Thermodynamic solubility of celecoxib in organic solvents

Abstract

The present work investigates the solubility of the stable polymorph of celecoxib (CEL) drug in a range of pure organic solvents, including methanol, isopropanol, butanol, ethyl acetate, acetonitrile and toluene, within the temperature range 278–303 K. The solid form used has been characterized by SEM, PXRD, DSC, TGA, FTIR and Raman spectroscopy. The solid form studied exhibited a melting temperature of 437.45 K, with an associated melting enthalpy of 35.93 kJ mol⁻¹. The experimental solubility data obtained was fitted to empirical and semi-empirical models, so that the parameters obtained enable the interpolation of further solubility data within the range explored. In the studied solvents, the solubility decreases in the order: ethyl acetate > acetonitrile > methanol > isopropanol > butanol > toluene.

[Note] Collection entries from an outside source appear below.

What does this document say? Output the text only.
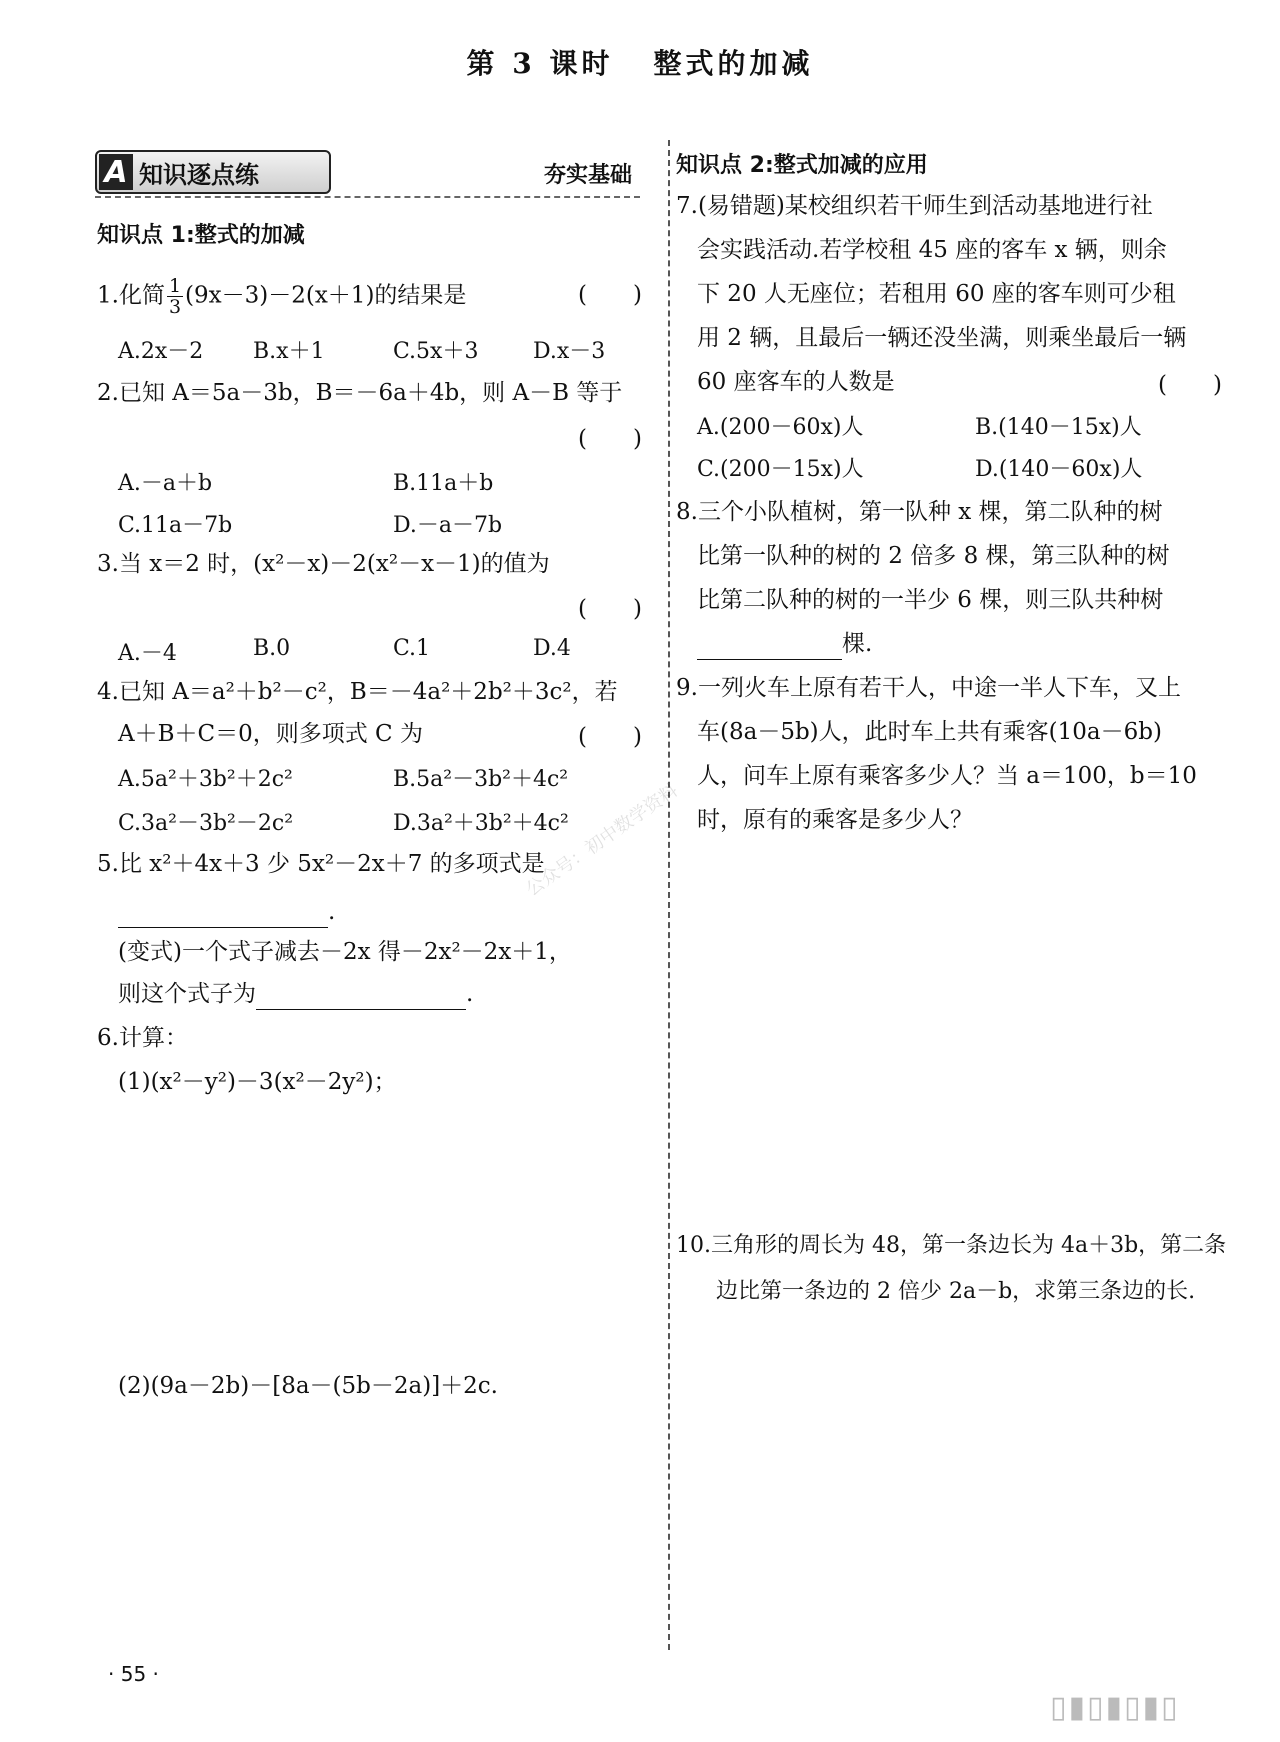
第 3 课时 整式的加减
A 知识逐点练	夯实基础
知识点 1:整式的加减
1.化简 $\frac{1}{3} (9x-3)-2(x+1)$的结果是	(　　)
A.2x－2 B.x＋1	C.5x＋3 D.x－3
2.已知 A＝5a－3b，B＝－6a＋4b，则 A－B 等于
(　　)
A.－a＋b	B.11a＋b
C.11a－7b	D.－a－7b
3.当 x＝2 时，(x²－x)－2(x²－x－1)的值为
(　　)
A.－4	B.0	C.1	D.4
4.已知 A＝a²＋b²－c²，B＝－4a²＋2b²＋3c²，若
A＋B＋C＝0，则多项式 C 为	(　　)
A.5a²＋3b²＋2c²	B.5a²－3b²＋4c²
C.3a²－3b²－2c²	D.3a²＋3b²＋4c²
5.比 x²＋4x＋3 少 5x²－2x＋7 的多项式是
.
(变式)一个式子减去－2x 得－2x²－2x＋1，
则这个式子为	.
6.计算：
(1)(x²－y²)－3(x²－2y²)；
(2)(9a－2b)－[8a－(5b－2a)]＋2c.
知识点 2:整式加减的应用
7.(易错题)某校组织若干师生到活动基地进行社
会实践活动.若学校租 45 座的客车 x 辆，则余
下 20 人无座位；若租用 60 座的客车则可少租
用 2 辆，且最后一辆还没坐满，则乘坐最后一辆
60 座客车的人数是	(　　)
A.(200－60x)人	B.(140－15x)人
C.(200－15x)人	D.(140－60x)人
8.三个小队植树，第一队种 x 棵，第二队种的树
比第一队种的树的 2 倍多 8 棵，第三队种的树
比第二队种的树的一半少 6 棵，则三队共种树
棵.
9.一列火车上原有若干人，中途一半人下车，又上
车(8a－5b)人，此时车上共有乘客(10a－6b)
人，问车上原有乘客多少人？当 a＝100，b＝10
时，原有的乘客是多少人？
10.三角形的周长为 48，第一条边长为 4a＋3b，第二条
边比第一条边的 2 倍少 2a－b，求第三条边的长.
· 55 ·
▯▮▯▮▯▮▯
公众号：初中数学资料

In all the solvents used, except for in toluene, the experimental solubility values are higher than the ideal ones, indicating negative deviation with respect to Raoult's law and favourable solute–solvent interactions. The solubility order of CEL in alcohols correlated well with the solvent polarity and this finding is complemented with the CEL–solvent interactions determined by molecular dynamics simulations. The high solubility of CEL in ethyl acetate is attributed to the similar Hildebrand solubility parameter of both species.